Yuri Chaika, the Attorney General of Russia, reported significant increases in cybercrimes in the state during 2017, which number grew six times as much for the last 3 years.
At the meeting devoted to cyber counterstrikes Chaika provided the following data: “For the period 2013-2016 the number of cybercrimes increased from 11,000 to 66,000. And in 2017 the growth is 26%. The official statistics say that for the first half of 2017 cybercrimes dealt unprecedented damage – more than $18 million. This dictates the need to improve the efficiency of law enforcement agencies countering such offences”.
He claims that “cyber fraud, information blockades, computer espionage get the widest spread”.
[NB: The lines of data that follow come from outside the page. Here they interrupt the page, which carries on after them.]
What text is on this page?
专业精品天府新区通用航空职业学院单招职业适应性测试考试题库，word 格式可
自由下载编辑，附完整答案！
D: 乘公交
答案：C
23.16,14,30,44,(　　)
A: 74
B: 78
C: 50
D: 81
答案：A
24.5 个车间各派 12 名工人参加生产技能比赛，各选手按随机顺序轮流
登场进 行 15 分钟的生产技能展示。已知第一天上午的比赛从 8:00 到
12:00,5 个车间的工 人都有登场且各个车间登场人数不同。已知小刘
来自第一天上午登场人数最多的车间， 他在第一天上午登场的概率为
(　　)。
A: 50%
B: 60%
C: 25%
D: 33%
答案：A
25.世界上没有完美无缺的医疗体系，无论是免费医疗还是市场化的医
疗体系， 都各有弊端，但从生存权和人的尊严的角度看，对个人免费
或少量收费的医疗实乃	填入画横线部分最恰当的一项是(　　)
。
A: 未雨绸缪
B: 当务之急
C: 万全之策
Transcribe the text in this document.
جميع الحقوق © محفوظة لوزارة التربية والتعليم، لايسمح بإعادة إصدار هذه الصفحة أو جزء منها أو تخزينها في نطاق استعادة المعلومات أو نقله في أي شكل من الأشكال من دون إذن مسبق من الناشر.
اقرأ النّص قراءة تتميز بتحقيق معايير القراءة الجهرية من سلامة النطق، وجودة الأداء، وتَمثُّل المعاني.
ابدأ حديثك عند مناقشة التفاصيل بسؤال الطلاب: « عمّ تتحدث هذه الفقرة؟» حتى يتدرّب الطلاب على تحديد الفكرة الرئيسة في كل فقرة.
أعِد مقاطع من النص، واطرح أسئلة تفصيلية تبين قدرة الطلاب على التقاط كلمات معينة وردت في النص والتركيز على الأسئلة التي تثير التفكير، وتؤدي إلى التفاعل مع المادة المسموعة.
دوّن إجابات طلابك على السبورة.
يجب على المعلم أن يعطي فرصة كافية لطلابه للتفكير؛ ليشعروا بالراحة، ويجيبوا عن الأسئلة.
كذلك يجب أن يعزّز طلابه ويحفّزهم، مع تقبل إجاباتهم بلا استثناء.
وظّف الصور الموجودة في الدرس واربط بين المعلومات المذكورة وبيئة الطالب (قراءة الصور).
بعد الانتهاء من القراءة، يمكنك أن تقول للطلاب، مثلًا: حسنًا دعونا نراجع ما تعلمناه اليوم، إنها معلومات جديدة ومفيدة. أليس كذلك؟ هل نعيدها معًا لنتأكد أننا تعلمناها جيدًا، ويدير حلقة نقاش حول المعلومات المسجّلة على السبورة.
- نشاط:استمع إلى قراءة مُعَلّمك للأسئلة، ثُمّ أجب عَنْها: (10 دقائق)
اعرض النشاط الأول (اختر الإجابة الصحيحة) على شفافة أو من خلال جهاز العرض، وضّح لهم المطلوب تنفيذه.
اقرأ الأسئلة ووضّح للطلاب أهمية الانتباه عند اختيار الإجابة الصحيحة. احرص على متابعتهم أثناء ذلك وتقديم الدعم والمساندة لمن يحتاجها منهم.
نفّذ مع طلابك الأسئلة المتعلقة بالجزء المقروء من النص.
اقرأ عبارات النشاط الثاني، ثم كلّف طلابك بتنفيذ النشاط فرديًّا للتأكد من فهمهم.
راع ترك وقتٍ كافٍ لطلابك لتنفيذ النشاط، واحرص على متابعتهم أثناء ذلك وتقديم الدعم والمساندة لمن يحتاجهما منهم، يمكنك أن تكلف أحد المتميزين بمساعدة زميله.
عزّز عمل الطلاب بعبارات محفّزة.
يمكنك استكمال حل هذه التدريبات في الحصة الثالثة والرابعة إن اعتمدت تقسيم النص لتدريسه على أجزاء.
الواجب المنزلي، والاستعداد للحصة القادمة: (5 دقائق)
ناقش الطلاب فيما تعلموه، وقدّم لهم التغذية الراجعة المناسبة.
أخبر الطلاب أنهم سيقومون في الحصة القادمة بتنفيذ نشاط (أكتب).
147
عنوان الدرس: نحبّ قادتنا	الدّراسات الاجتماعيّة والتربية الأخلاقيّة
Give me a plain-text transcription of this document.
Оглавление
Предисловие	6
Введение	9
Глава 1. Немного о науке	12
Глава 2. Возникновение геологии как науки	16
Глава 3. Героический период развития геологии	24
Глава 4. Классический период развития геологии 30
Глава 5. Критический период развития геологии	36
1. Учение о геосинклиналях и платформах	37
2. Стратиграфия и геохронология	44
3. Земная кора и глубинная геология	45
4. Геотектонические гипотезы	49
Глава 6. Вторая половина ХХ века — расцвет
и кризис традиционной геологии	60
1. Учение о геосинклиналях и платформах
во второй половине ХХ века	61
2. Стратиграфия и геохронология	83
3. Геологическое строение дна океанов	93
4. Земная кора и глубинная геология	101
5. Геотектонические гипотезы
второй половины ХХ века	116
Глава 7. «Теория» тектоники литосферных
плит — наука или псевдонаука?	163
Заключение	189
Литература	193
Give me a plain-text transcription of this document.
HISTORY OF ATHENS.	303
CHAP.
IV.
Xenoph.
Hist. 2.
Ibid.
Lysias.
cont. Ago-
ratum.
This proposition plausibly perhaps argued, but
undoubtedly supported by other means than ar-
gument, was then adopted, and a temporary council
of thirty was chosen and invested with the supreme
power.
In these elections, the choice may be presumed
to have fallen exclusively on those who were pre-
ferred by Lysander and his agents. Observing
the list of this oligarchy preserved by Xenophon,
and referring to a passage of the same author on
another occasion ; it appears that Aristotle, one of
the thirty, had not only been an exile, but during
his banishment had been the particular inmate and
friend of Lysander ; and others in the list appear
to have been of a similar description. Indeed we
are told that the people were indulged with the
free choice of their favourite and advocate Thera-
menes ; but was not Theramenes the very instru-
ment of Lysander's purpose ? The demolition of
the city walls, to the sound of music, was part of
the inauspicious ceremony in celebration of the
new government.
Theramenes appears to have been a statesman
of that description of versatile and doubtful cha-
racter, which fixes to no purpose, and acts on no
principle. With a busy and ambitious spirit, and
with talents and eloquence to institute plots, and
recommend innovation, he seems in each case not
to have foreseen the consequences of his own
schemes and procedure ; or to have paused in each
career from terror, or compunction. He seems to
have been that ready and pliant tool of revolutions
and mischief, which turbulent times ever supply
Russian Prosecutor General’s Office emphasizes another common problem, which lies in internet usage for extremism propaganda. For example, in 2016, two-thirds of extremist offenses and every 9th terrorist related crime were committed on the internet. While monitoring Russian and foreign social media sites, numerous text and video files were found to defend and promote terrorist and extremist communities. Such websites are blocked in accordance with the prosecutor’s request heading into the exchange with federal authorities, and the so called “extrajudicial procedures” are taken. These steps resulted in closure of more than 3,000 web pages within 3.5 years period, illicit materials deleted from over 50,000 Internet resources.
At the same time the Attorney General noted: “The prosecuting authorities apply to the Court in order to delete dangerous information, which, for example, demonstrate manufacture and usage of explosive devices and sabotage skills.”
Furthermore, according to his words, a great number of crimes committed using modern information technologies are connected with illicit drug trafficking. Many drug dealers turn to “contactless” sales, when a vendor uses a darknet market or a messenger to distribute drugs.
At the moment members of Russian Parliament (State Duma) are considering a bill prohibiting anonymous use of messengers. Users will be entitled to identify themselves by providing a subscriber number and a contact, meaning that the requirements for both mobile service and messengers will be the same. Yuri Chaika considers that this measure will have a positive impact in response to offences, including illicit drug trafficking.
Law enforcement agencies and prosecutors are monitoring the situation in cyberspace, continuous professional development of employees, methodical support of their activities. Moreover a special unit is established in Russian prosecutor’s office with the aim to protect databases against cyberattacks, detect malware and eliminate threats to integrity, accessibility and invariability of stored information.
Attorney General encourages heavier penalties for cybercrime offenses. At the moment, financial cybercrimes are covered under the article 159.6 (Criminal Code of Russian Federation) “Fraud”, the penalty is from 3 to 5 years imprisonment and a fine up to $18,000. This crime is not considered to be dangerous and hackers are usually set free in a year and a half for good behavior. Taking into account the amount of stolen money, the penalty is considered to be inadequate. That is why a group of legal draftsmen offers to reclassify cybercrimes and regard them as “Theft” with the penalty from 5 to 10 years imprisonment.
But these are not the only troubles awaiting hackers in Russia. Security services are worried about hacking personal and business emails and services, DDoS attacks, which are not governed by the law at the present moment. Such actions might be regarded as “terrorist acts” or “diversions” in future, in case their targets are state’s institutions (airports, power stations, hospitals, etc.).
The Federal Security Service of the Russian Federation has developed a special system countering cyberattacks – State system of detection, prevention and elimination of consequences of cyber-attacks. The main center of the system is already created and 10 federal structures are ordered to deploy department branches for incidents’ monitoring and connect them to the core. The system finCERT of the Central Bank Of Russia is already linked up and many state corporations (including “Rosatom” and “Rostec”) are likely to join this year. According to the program all federal authorities and infrastructures will be linked to the system by 2020.
Yuri Chaika also suggests obliging chiefs of credit institutions to inform legal enforces agencies about attacks on their network resources and imposing sanctions in case when banks fail to take appropriate measures to protect deposits.